I did see the film and enjoyed it; I can imagine maybe some profanity may have occurred when not in mixed company. Lincoln
was telling a story about a portrait of George Washington in a toilet in Britain: “there’s nothing that makes an
Englishman s-— faster that seeing him”. He is among
men in a telegraph room, I believe (or a “situation room”?)
Interesting story though one review wondered if it should have been called “Passage of the 13th Amendment”. The assassination isn’t covered other than Tad Lincoln getting the news while at a children’s performance but for those
curious about it there’s Killing Lincoln, a book by Bill
O’Reilly and Martin Dugard.
I took my lumps in a previous post. Thank you for the supplementals.
Yes. I was a teenager during those years and remember each increment as it happened.
Interesting. I read a quotation from a transcript of a civil case in which John Adams was the lawyer for the accused. The accused said, at on point, “I fu&%ed her.” I was quite surprised.
Did the ‘c’ word appear? I know that that has an even earlier recorded history than the ‘F’ word and has definitely been around for at least as long. (Although having said that, many medieval streets in England that were places were prostitutes plied their trade were called things like ‘Gropec*** Lane’, perhaps there was a time when the ‘F’ word was considered much worse than the ‘C’ word...

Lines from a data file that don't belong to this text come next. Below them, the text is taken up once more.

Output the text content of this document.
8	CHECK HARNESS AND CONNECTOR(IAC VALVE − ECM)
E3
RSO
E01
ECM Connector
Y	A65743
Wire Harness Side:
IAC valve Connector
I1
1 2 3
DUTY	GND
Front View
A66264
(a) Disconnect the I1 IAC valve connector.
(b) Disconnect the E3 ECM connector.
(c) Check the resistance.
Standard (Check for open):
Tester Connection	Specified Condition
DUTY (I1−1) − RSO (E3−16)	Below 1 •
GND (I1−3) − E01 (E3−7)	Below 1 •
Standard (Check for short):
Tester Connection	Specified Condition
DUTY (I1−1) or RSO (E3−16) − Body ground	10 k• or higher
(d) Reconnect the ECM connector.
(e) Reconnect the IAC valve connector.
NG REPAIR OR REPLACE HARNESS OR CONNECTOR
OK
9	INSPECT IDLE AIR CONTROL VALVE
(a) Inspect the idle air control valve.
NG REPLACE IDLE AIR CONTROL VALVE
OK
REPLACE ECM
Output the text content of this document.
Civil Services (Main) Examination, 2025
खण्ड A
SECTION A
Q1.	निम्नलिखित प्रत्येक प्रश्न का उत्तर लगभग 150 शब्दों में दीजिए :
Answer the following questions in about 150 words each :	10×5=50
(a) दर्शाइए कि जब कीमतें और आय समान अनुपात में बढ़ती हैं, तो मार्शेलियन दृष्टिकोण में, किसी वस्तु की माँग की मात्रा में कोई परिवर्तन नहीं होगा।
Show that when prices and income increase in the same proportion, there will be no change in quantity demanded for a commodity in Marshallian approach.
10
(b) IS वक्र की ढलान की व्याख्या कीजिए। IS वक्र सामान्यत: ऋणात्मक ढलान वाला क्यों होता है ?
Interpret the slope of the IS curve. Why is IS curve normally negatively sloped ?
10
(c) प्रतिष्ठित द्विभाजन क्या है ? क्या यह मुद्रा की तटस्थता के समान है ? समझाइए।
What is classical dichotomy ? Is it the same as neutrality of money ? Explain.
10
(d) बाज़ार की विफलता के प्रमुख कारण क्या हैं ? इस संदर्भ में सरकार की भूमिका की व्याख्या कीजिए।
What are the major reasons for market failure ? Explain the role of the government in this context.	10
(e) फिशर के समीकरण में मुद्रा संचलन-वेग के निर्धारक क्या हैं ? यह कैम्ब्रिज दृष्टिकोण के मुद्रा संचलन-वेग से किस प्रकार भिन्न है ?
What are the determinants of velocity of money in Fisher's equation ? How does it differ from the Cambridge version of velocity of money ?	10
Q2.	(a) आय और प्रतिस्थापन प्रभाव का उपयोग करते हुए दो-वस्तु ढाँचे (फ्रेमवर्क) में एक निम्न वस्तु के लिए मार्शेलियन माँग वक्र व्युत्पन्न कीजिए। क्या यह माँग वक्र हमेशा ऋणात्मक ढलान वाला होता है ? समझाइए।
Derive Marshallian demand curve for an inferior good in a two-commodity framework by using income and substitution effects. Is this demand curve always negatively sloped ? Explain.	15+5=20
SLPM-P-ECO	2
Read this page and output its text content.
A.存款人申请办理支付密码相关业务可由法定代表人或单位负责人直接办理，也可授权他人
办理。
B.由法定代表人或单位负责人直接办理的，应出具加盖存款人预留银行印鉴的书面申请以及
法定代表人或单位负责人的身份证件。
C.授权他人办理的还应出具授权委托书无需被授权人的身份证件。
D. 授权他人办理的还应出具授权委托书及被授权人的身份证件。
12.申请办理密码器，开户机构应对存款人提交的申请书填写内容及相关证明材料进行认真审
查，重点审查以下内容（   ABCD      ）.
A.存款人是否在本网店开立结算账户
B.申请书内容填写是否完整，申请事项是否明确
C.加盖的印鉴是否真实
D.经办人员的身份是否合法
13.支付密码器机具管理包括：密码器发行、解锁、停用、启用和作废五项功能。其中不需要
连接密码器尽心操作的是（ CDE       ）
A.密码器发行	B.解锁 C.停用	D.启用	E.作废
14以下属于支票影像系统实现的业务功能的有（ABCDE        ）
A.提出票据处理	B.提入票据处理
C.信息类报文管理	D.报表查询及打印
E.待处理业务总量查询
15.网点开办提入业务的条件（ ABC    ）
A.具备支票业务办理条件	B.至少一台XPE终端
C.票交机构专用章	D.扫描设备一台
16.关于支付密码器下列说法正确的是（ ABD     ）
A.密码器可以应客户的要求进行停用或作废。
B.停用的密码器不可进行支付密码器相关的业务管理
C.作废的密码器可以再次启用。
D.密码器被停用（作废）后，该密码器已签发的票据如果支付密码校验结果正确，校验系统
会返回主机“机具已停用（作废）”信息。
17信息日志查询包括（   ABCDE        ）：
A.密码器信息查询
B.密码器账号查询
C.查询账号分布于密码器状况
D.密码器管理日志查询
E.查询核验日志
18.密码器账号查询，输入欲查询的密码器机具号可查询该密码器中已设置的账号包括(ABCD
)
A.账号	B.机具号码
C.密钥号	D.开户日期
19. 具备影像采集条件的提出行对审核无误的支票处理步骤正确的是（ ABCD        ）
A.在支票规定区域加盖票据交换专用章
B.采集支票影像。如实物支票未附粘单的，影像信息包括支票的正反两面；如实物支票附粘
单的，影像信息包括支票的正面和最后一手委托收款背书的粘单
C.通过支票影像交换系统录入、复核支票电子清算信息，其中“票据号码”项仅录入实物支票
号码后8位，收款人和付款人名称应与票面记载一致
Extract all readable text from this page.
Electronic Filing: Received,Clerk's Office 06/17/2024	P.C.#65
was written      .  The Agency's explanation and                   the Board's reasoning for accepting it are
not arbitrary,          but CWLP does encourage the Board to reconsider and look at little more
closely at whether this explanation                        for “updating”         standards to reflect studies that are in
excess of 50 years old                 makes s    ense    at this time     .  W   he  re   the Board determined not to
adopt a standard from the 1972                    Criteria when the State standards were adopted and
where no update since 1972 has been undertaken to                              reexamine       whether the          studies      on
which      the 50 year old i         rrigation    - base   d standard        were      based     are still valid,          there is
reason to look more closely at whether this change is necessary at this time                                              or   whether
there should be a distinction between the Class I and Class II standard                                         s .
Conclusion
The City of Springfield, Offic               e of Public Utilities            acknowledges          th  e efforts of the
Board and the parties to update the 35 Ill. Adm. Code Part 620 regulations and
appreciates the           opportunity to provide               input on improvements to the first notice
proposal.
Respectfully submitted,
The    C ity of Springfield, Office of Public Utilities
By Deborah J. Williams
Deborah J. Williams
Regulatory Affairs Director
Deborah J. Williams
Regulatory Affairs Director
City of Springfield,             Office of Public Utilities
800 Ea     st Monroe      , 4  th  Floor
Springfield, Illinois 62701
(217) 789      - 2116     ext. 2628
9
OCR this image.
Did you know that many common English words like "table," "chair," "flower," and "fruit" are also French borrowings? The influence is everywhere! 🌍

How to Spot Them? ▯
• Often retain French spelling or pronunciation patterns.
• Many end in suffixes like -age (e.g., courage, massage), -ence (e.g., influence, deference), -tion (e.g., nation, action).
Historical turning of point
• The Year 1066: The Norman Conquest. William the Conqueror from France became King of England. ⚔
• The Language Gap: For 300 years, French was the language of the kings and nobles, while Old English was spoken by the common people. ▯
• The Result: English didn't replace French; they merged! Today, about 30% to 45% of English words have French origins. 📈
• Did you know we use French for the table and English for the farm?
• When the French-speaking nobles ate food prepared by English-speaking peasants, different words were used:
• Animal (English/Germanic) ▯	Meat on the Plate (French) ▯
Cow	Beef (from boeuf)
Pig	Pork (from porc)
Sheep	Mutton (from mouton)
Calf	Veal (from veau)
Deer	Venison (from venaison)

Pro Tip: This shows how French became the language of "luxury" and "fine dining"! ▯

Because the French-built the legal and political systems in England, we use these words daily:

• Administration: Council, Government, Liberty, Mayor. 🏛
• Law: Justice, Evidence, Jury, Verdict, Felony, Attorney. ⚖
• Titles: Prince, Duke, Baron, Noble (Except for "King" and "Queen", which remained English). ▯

Remember Moochelle Obama saying we have to change our history?
http://www.youtube.com/watch?v=K4WGsU-BHAg
I am not a customer of Hollywood or socialist media.
No, but Abe was pretty agile and athletic and knew a cunning array of stunts...
What Lincoln may not have known is that George Washington was a hero to many Englishmen as well as Americans. The Whigs were cheering on the revolutionaries and their de-facto leader during the time, Charles Fox (who later became Foreign Secratary) actually dressed up in Blue in House of Commons to express his sympathies (he hated the Tories and George III with a passion).
If Lincoln did make this joke, it makes you wonder why he didn’t tolerate army officers swearing (assuming there were no women/children present). Maybe he thought that discussing war strategies was too solemn an occasion for swearing to be appropriate...
It is still in use in the Netherlands. On papers of purebred horses imported from the Netherlands, the breeder is referred to as the “fokker.”
I enjoyed “Deadwood,” about the Old West and Wild Bill and such, which had characters using contemporary swear words, and often. There was an excuse: that old-timey swears sound old-timey to us. Using our swears provide the right effect, if not historical accuracy.
This movie us different, in that though Lincoln was born a backwoodsman, it takes place in genteel society.
The “C” word (see you next tuesday)goes at least back to Middle English—check out Chaucer’s Miller’s Tale—IIRC, the use of the term “quaint honour” in Marvell’s “To His Coy Mistress” is a reference to virginity.
Ha! They don’t even have to hide it anymore, I guess. Unfortunately, what they are doing in the public schools is even worse.
I don't know where you got your information, but the F word meaning sexual intercourse has been in the English common language for at least 1000 years. The word is used in Chaucer's “The Canterbury Tales” (The Miller's Tale, precisely), from the 1100s and it was an ancient word then.
Perhaps what gets some people confused is that prior to the 20th century, the word was ONLY used to mean sexual intercourse; not as a utterance closer in meaning to “damn,” or a noun meaning a cheap sex partner, etc.